"99 bottles of beer on the wall, 99 bottles of beer!" sang Michelo as he danced around on the BEB.

"Take one down . . ."

"Shoot Michelo with a round . . ." hissed a disgruntled Urube.

"99 bottles of MEEP!" Michelo had to duck, as the plush chair he was sitting in was suddenly full of bullet holes.

"Urube, how many times do I have to tell you rule number 27 of the BEB? 'Don't shoot/strangle/stab/drown/suffocate/attack/throw any of your fellow BEB passengers!" Uncle Virgil wagged his finger at Urube, who answered by growling.

"Yeah, hush up!" hissed Wong. Urube looked at the former Prime Minister and raised an eyebrow when he saw the pocky-eater bent over beside Uncle Virgil, as if directing him.

"What are you doing?" he muttered.

"Trying to hit squirrels!" cackled Wong.

"How many times do I have to tell you, they're DEMONS, not SQUIRRELS!" exclaimed Virgil. Michelo blinked a few times before asking, "Can I throw beer bottles at the demonic squirrels?"

"No," replied Virgil.

"Beer cans?"

"No. . ."

"Beer pints?"


"Beer. . . Umm. . ." Michelo paused to look around, "Beer. . . Beer?"

"NO!" screamed Virgil as he slammed on the brakes, causing Michelo to fly forward into the windshield of the BEB.

"That's what you get for not wearing seatbelts! ^_______^ Kehehehe!" Wong had a very wide grin on his face as he said this, while Urube tried to count how many demonic squirrels the bus had passed. Michelo slid to the floor in anguish before attempting to whack Virgil with a beer bottle. Virgil's calm eyes narrowed as a bolt of pink fluff hit Michelo in the throat.

"What the . . . why do I sound like a chipmunk?" asked Michelo, sounding like he had just sucked a lot of helium.

"It's my special Virgil-ish powers," smirked Virgil, "I can make anyone's voice sound like a chipmunk!"

"As if his voice wasn't squeaky enough already," grumbled Wong as he wiped off his omnipresent glasses.

"22 Demonic Squirrels." Urube was still counting the squirrels.
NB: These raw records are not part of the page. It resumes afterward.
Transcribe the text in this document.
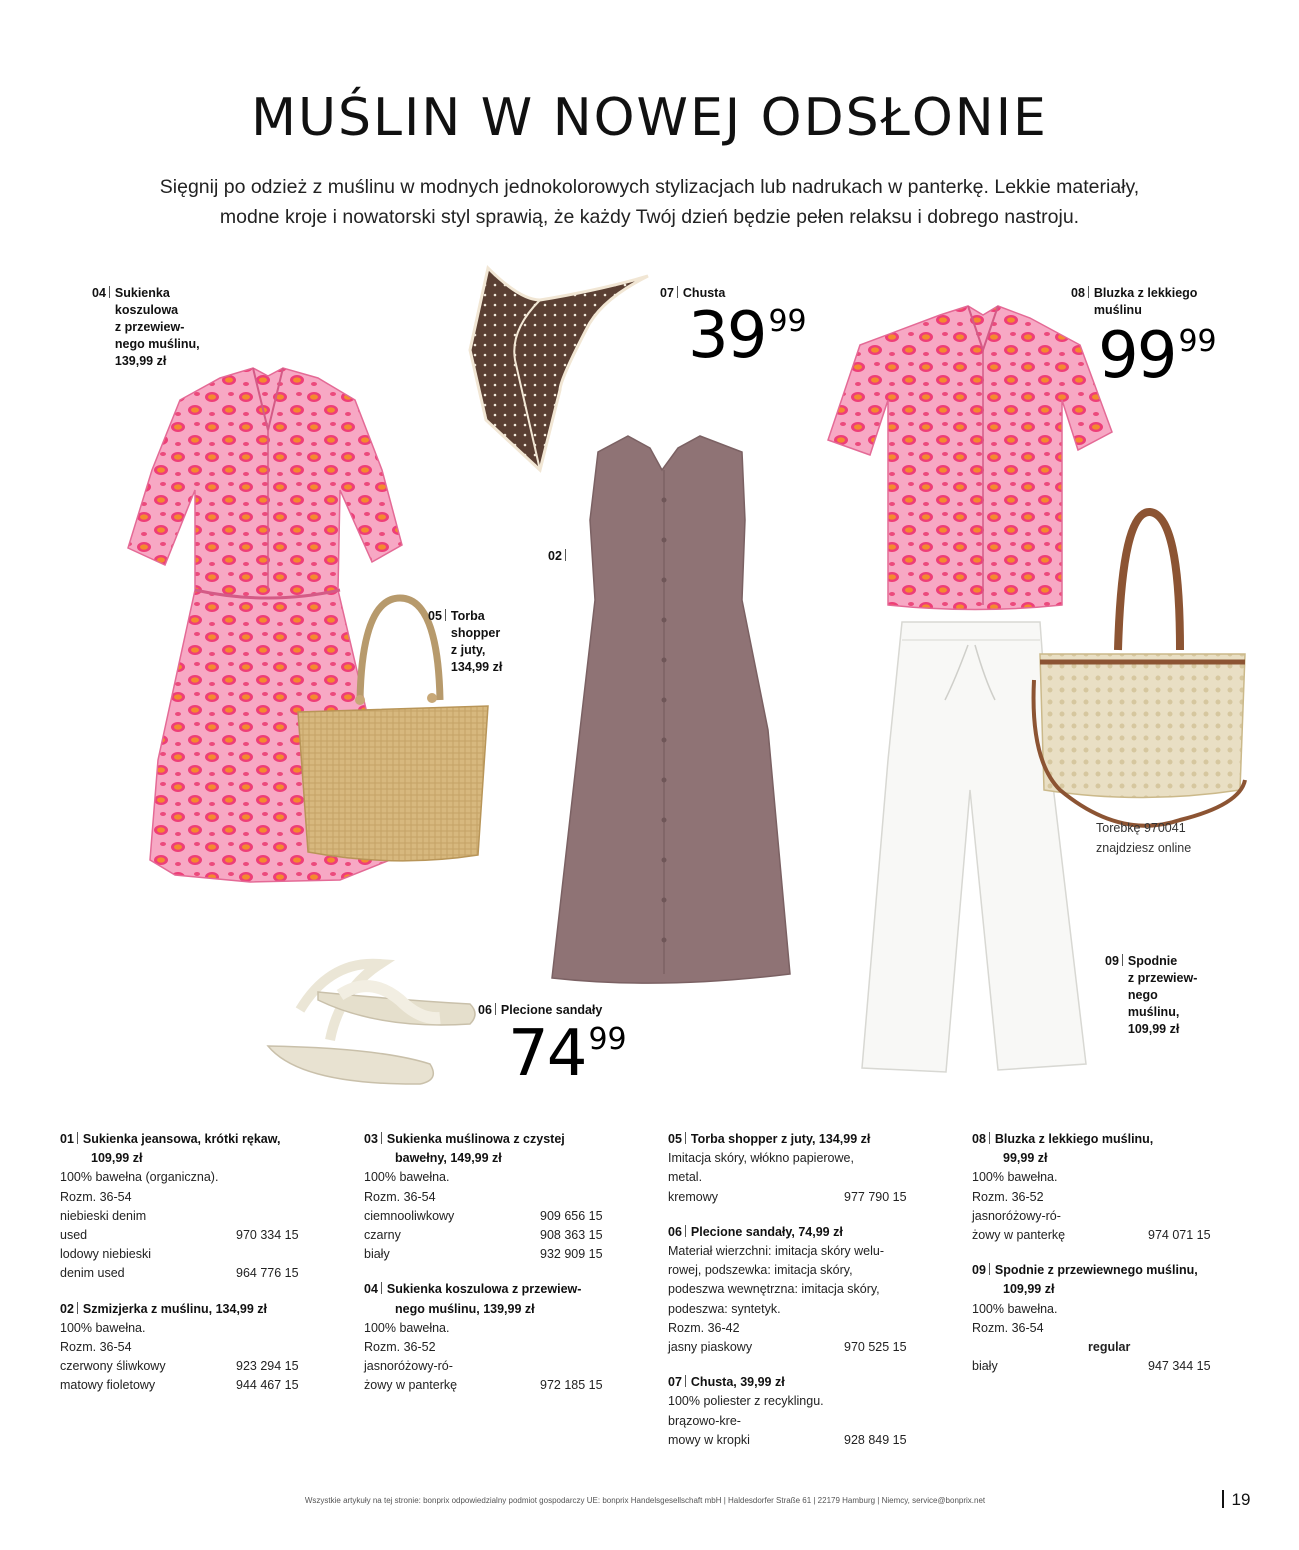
MUŚLIN W NOWEJ ODSŁONIE
Sięgnij po odzież z muślinu w modnych jednokolorowych stylizacjach lub nadrukach w panterkę. Lekkie materiały,
modne kroje i nowatorski styl sprawią, że każdy Twój dzień będzie pełen relaksu i dobrego nastroju.
04 Sukienka
koszulowa
z przewiew-
nego muślinu,
139,99 zł
07 Chusta
39 99
08 Bluzka z lekkiego
muślinu
99 99
02
05 Torba
shopper
z juty,
134,99 zł
06 Plecione sandały
74 99
Torebkę 970041
znajdziesz online
09 Spodnie
z przewiew-
nego
muślinu,
109,99 zł
01 Sukienka jeansowa, krótki rękaw,
109,99 zł
100% bawełna (organiczna).
Rozm. 36-54
niebieski denim
used	970 334 15
lodowy niebieski
denim used	964 776 15
02 Szmizjerka z muślinu, 134,99 zł
100% bawełna.
Rozm. 36-54
czerwony śliwkowy	923 294 15
matowy fioletowy	944 467 15
03 Sukienka muślinowa z czystej
bawełny, 149,99 zł
100% bawełna.
Rozm. 36-54
ciemnooliwkowy	909 656 15
czarny	908 363 15
biały	932 909 15
04 Sukienka koszulowa z przewiew-
nego muślinu, 139,99 zł
100% bawełna.
Rozm. 36-52
jasnoróżowy-ró-
żowy w panterkę	972 185 15
05 Torba shopper z juty, 134,99 zł
Imitacja skóry, włókno papierowe,
metal.
kremowy	977 790 15
06 Plecione sandały, 74,99 zł
Materiał wierzchni: imitacja skóry welu-
rowej, podszewka: imitacja skóry,
podeszwa wewnętrzna: imitacja skóry,
podeszwa: syntetyk.
Rozm. 36-42
jasny piaskowy	970 525 15
07 Chusta, 39,99 zł
100% poliester z recyklingu.
brązowo-kre-
mowy w kropki	928 849 15
08 Bluzka z lekkiego muślinu,
99,99 zł
100% bawełna.
Rozm. 36-52
jasnoróżowy-ró-
żowy w panterkę	974 071 15
09 Spodnie z przewiewnego muślinu,
109,99 zł
100% bawełna.
Rozm. 36-54
regular
biały	947 344 15
Wszystkie artykuły na tej stronie: bonprix odpowiedzialny podmiot gospodarczy UE: bonprix Handelsgesellschaft mbH | Haldesdorfer Straße 61 | 22179 Hamburg | Niemcy, service@bonprix.net	19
"Shut up, Wong!" squeaked Michelo, "At least I don't sound like . . . like . . ."

"That's right!" laughed Wong, "My voice is way sexier than yours!"

"23 Demonic Squirrels."

"Is nooooot!" whined Michelo.

"24 Demonic Squirrels. _;;;"

"Is too! Is too! Is too!"

"I think I have a sexy voice," chirped Virgil.


"At least I don't sound like I have a beer bottle stuck up my patoosh," grumbled Michelo as much as a chipmunk voice could.

"26. THAT'S IT!" Urube was mad: the argument had caused the Major to lose count. God knows what horrors awaited Wong, Michelo, and Virgil . . .

. . . Until Virgil used his powers on Urube.

"This cannot be," whispered Urube as he touched his throat, "I can't sound like a helium-induced madman!"

"Urube with a squeaky voice? The world has ended," Wong blinked before staring at Virgil, "Those powers of yours are pretty impressive, but they can't match mine!"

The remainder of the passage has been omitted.